Eternal Analysis 015—Endurance & Stun


Endurance is Eternal's vigilance, and stun is its super-tap, but their implementation and relationship are worth talking about.

Vigilance means your creature doesn't tap to attack, so that it'll be untapped during your opponent's turn and available for blocking. Endurance serves the same end, but achieves it by refreshing your unit at the end of your turn. At face-value, those are identical, but vigilance lets you also tap your creature for some effect, and endurance will ready your unit for defense no matter how you exhaust it.
Stun exhausts a unit immediately and prevents it from readying at the start of its controller's next turn. That's identical to Magic's unnamed super-tap mechanic, until you look at how it interacts with endurance. A creature with endurance can never be exhausted or stunned by an enemy effect—You can't even ask Xulta ExileHarmless Question to break its aegis. Additionally, you can undo a stun effect at any time by giving a unit endurance. Playing Reinvigorate or Stalwart Shield on a unit will not just counter but destroy a Permafrost attached to it. (Less intuitively, simply readying your unit with a Sandspout Mirage will do nothing to stun effects on it.)

The difference between Harmless Question and Permafrost is neat, by the way: Stun can be a one-time temporary effect, or ongoing as long as the stunning card survives, as on Ice Sprite.

This design decision gives players a counter to stun-heavy strategies: I'm sideboarding Infinite Hourglass for you, Permafrost and Icebreaker. The choice is not without downsides, as this complicates things slightly and endurance doesn't really have a weakness (where I can totally Twiddle a Serra Angel in Magic). Most endurance units aren't a big problem, but I can't not mention one of the strongest cards in the game, Sandstorm Titan, and how it shuts down games all on its own, just as an undercosted Skysnare Spider would.

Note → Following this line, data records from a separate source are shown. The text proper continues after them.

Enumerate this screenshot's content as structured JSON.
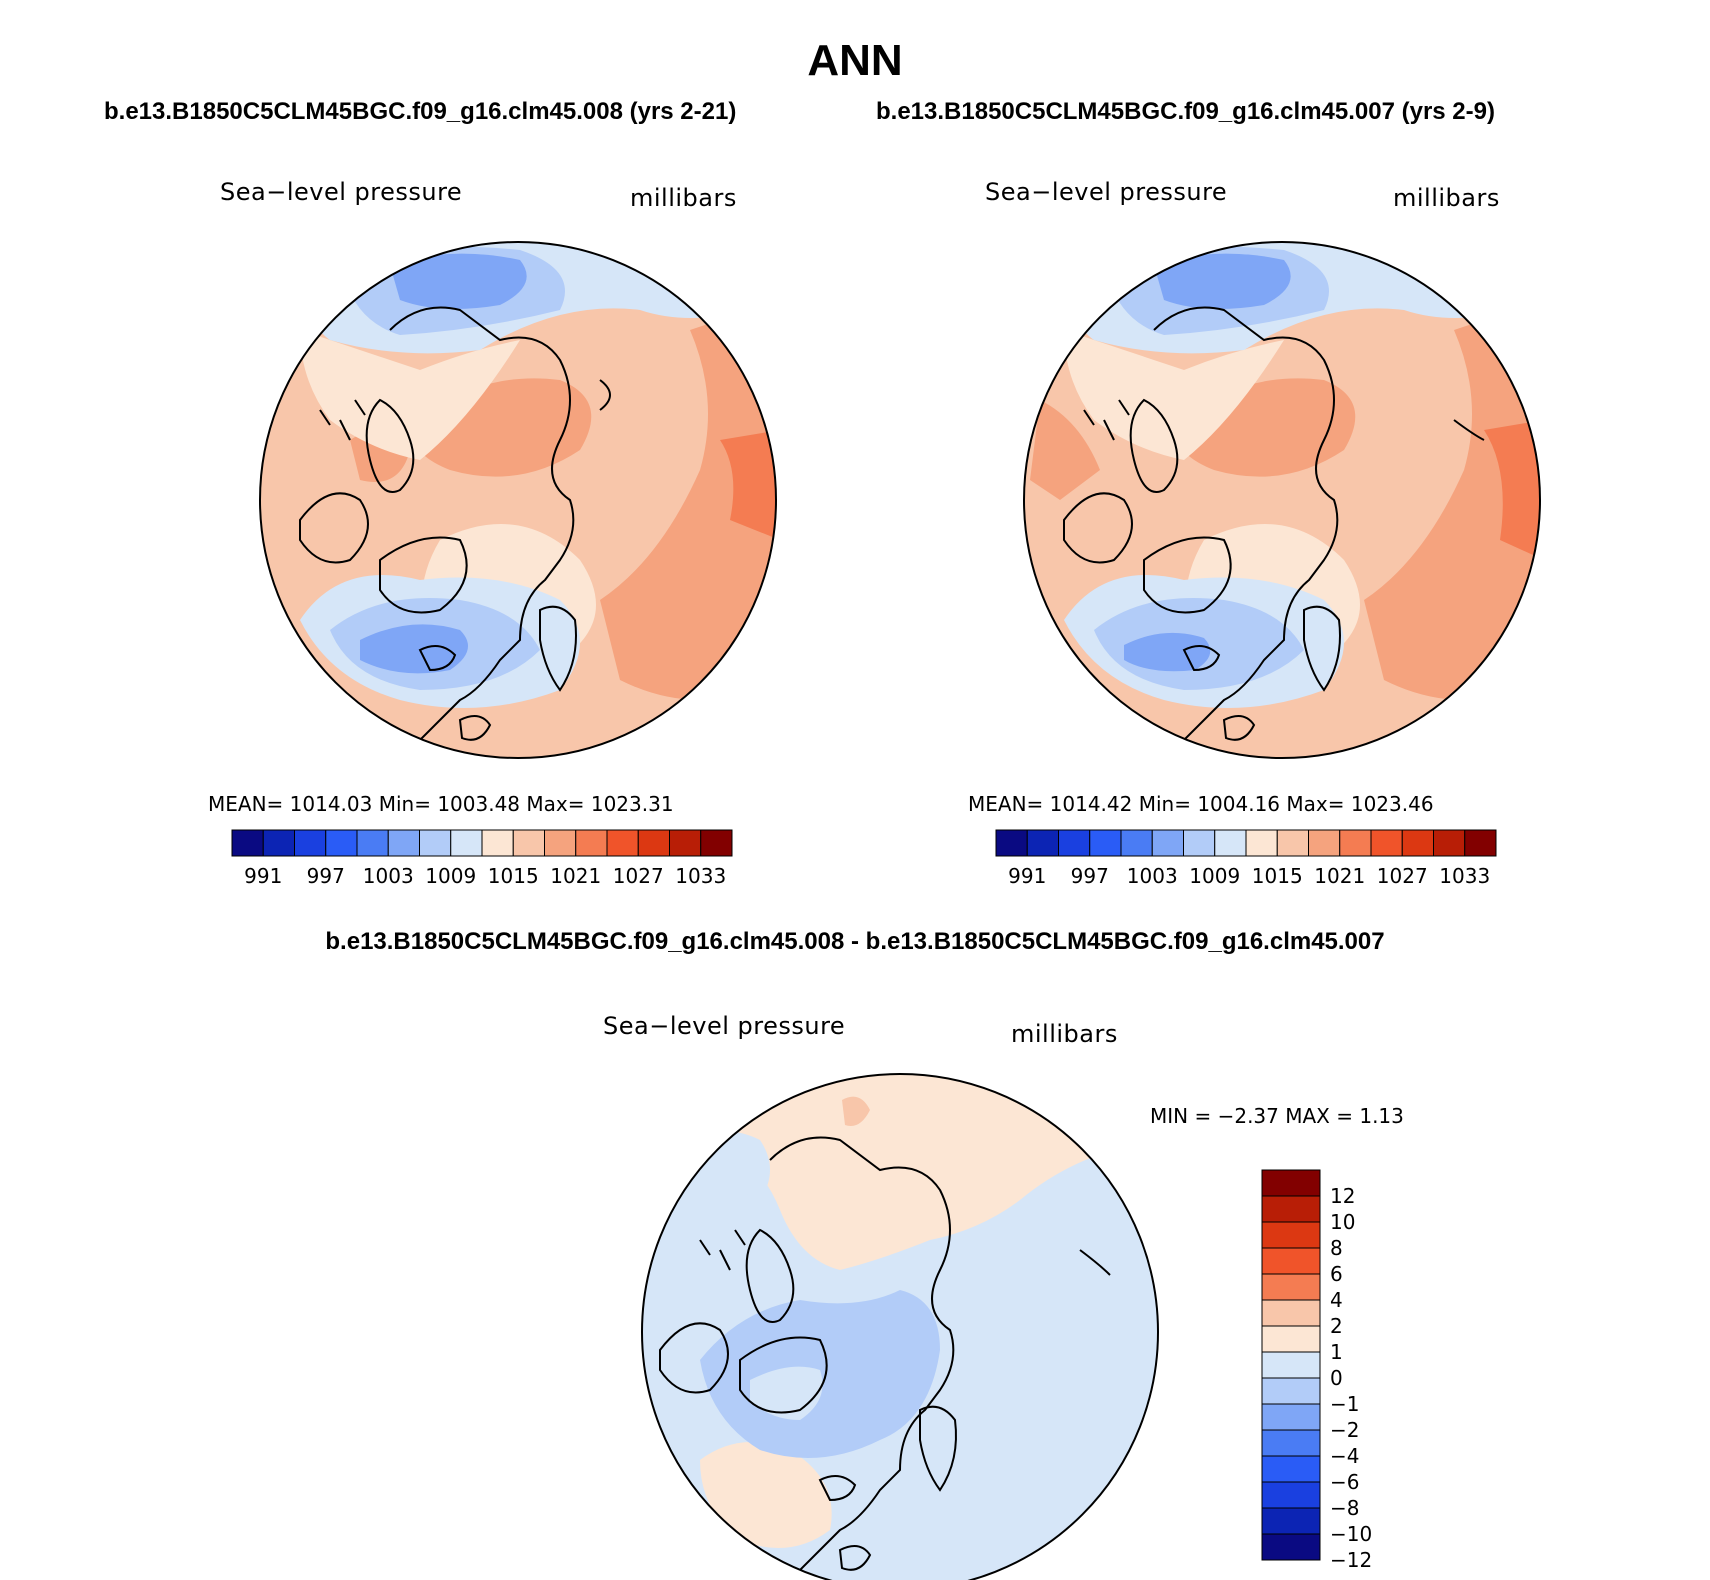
{
  "title": "ANN",
  "panels": {
    "case1": {
      "heading": "b.e13.B1850C5CLM45BGC.f09_g16.clm45.008 (yrs 2-21)",
      "variable": "Sea−level pressure",
      "units": "millibars",
      "stats": "MEAN=  1014.03    Min=  1003.48    Max=  1023.31"
    },
    "case2": {
      "heading": "b.e13.B1850C5CLM45BGC.f09_g16.clm45.007 (yrs 2-9)",
      "variable": "Sea−level pressure",
      "units": "millibars",
      "stats": "MEAN=  1014.42    Min=  1004.16    Max=  1023.46"
    },
    "diff": {
      "heading": "b.e13.B1850C5CLM45BGC.f09_g16.clm45.008 - b.e13.B1850C5CLM45BGC.f09_g16.clm45.007",
      "variable": "Sea−level pressure",
      "units": "millibars",
      "stats": "MIN =    −2.37  MAX =     1.13"
    }
  },
  "colorbars": {
    "abs": {
      "colors": [
        "#0a0a82",
        "#0c24b4",
        "#1a40e0",
        "#2a5cf6",
        "#4a7cf4",
        "#7fa6f6",
        "#b2ccf8",
        "#d6e6f8",
        "#fce6d4",
        "#f8c6aa",
        "#f5a37e",
        "#f47c52",
        "#f0542a",
        "#dc3812",
        "#b81e06",
        "#820000"
      ],
      "ticks": [
        "991",
        "997",
        "1003",
        "1009",
        "1015",
        "1021",
        "1027",
        "1033"
      ]
    },
    "diff": {
      "colors": [
        "#820000",
        "#b81e06",
        "#dc3812",
        "#f0542a",
        "#f47c52",
        "#f8c6aa",
        "#fce6d4",
        "#d6e6f8",
        "#b2ccf8",
        "#7fa6f6",
        "#4a7cf4",
        "#2a5cf6",
        "#1a40e0",
        "#0c24b4",
        "#0a0a82"
      ],
      "ticks": [
        "12",
        "10",
        "8",
        "6",
        "4",
        "2",
        "1",
        "0",
        "−1",
        "−2",
        "−4",
        "−6",
        "−8",
        "−10",
        "−12"
      ]
    }
  }
}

There is one card that preys on endurance, and they just gave it an upgrade so that it also preys on lifesteal units: Ankle Cutter. I still don't know any relevant decks that run it (even Oni tribal). But again, except for the titan (which still dies to Annihilate, Vanquish, and most good removal above Torch) it's not like endurance units are ubiquitous and slowing a lot of games down.

Endurance and stun aren't a huge facet of the game, but they are common and significant. The only tweak I'd suggest is making ready effects interact with stun effects too.

2 comments:

  1. Another wrinkle of stun: You can stun a unit after it attacks to remove it from combat. In Magic, you've got to tap a creature before it attacks, and this is a bit more intuitive (if you're not used to Magic).